The application of such technological means has indeed broken through previous language and sales channel bottlenecks, enabling many small and medium-sized merchants to independently expand into international markets. Sun Guoxiang pointed out, “AI live streaming is an effective tool to overcome language barriers but still relies on product quality, logistics capabilities, and customer demand.”

However, a challenge persists as global markets cannot provide the same demand scale as the U.S. in the short term. Ye Yaoyuan bluntly put, “If you used to sell 100 tons of goods to the U.S. in the past year, now through live streaming, you can sell maybe 10 tons at most. What about the remaining 90 tons?”

Previously, many Chinese manufacturers transported product components to third countries like Mexico or Vietnam for assembly, exporting to the U.S. under the guise of “non-Chinese origin” to bypass tariffs. Yet, Ye Yaoyuan noted that the U.S. has already enhanced supervision over such “origin washing” practices.

“The FBI and customs have stepped up tracking imports of components from third countries,” Ye Yaoyuan stated, underscoring that the U.S. is not incapable of recognizing these operations. “Especially with advancements in AI technology, the American side can translate videos, identify content, and those merchants who believe they can operate discreetly through social media have actually been exposed.”

To evade additional high tariffs by the U.S., several Southeast Asian countries have begun taking measures. For instance, the Vietnamese Ministry of Trade has ordered a crackdown on the “origin washing” of transshipped goods and intensified inspections of the origin of goods exported to the U.S., imposing heavy penalties on violators. This directive has been effective since April 15.

Ye Yaoyuan believes that this trade war has evolved from mere economic means to a comprehensive battle involving policy and technology. “This is not a game where you can evade consequences with clever maneuvers.”

Some Yiwu merchants emphasize that the U.S. cannot do without Chinese-made decorations and clothing during the Christmas season. Nevertheless, Ye Yaoyuan punctures this illusion, stating, “If you don’t do it, the U.S. will turn to Vietnam, Malaysia, or even India.”

He warned that if merchants still cling to the misconception that the market cannot do without China, they will only hasten being replaced by international buyers. “The real victims are not American consumers, but Chinese small and medium-sized enterprises and workers.”

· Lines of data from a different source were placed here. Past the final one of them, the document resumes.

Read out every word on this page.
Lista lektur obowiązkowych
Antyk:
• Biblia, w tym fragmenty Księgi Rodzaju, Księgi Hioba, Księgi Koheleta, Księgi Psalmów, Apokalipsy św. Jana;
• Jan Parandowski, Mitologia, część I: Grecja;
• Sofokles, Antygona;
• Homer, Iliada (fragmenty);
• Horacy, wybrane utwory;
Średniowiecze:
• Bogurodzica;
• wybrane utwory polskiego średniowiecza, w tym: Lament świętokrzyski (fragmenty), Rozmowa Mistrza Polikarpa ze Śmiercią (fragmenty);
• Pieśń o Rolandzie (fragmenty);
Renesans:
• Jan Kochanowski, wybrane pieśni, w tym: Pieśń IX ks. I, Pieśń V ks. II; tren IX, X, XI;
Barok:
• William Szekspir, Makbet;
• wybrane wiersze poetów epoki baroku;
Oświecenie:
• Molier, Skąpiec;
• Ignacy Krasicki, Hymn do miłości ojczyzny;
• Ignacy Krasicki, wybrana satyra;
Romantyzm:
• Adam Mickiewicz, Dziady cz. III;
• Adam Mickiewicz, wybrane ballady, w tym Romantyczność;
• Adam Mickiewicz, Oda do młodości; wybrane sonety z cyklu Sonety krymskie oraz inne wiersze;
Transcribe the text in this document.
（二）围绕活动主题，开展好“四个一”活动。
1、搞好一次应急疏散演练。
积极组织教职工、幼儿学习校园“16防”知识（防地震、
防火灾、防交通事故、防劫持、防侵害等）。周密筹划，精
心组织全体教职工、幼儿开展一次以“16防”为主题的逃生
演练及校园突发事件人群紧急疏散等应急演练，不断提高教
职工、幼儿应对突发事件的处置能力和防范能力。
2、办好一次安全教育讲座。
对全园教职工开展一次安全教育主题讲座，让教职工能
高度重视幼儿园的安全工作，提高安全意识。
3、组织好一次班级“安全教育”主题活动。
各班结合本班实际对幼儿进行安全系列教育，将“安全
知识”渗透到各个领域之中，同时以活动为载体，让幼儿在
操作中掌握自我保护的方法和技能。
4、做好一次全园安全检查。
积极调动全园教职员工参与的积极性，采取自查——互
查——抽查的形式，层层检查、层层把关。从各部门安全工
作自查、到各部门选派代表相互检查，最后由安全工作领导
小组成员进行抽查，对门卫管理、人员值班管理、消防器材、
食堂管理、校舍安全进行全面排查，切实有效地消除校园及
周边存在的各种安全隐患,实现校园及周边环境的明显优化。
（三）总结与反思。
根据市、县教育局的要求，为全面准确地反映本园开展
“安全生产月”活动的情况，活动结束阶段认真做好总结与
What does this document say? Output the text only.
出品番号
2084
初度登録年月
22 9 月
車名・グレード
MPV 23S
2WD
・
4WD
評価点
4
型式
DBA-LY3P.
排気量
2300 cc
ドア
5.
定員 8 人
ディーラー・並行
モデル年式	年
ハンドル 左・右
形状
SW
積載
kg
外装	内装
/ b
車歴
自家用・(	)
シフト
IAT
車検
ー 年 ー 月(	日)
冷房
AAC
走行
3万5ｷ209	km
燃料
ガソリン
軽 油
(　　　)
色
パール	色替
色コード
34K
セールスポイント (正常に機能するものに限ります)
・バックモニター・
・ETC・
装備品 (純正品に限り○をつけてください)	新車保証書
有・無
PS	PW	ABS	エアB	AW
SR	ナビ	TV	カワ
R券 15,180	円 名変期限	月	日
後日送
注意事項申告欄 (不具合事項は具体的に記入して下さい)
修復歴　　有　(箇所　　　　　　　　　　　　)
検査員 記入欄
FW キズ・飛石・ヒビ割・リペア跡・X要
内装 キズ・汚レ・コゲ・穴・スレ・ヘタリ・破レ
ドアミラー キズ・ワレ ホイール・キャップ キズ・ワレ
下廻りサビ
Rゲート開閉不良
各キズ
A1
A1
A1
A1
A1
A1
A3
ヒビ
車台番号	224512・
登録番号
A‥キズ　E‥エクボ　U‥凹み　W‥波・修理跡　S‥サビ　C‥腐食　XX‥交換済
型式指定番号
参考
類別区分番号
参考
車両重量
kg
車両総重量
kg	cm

Ye Yaoyuan added that many of China’s manufacturing techniques learned in the early years were originated from Taiwan, with Taiwanese businesses having already established a presence in various locations in Southeast Asia. As Chinese goods become more expensive or risky, international buyers will naturally turn to more stable supply chains, gradually marginalizing Chinese merchants in the global market.

Faced with the short-term benefits and long-term risks of these makeshift strategies, Ye Yaoyuan emphasized that the outlook for Yiwu merchants is not optimistic. Whether it’s technology-driven live sales or legally precarious disassembly and transshipment, the core issue that cannot be avoided is China’s excess capacity mismatched with market demands.

He analyzed that the U.S. sanctions this time are not merely a singular trade measure but a long-term strategic decoupling. “This is a Cold War-style industrial restructuring, dividing the world into two supply chains pro-America and pro-China.”

“The real victims are the grassroots people in China. They rely on exports for livelihoods, and now with goods unable to ship, they have no income; while American consumers may experience short-term shortages at most, they do not incur losses.”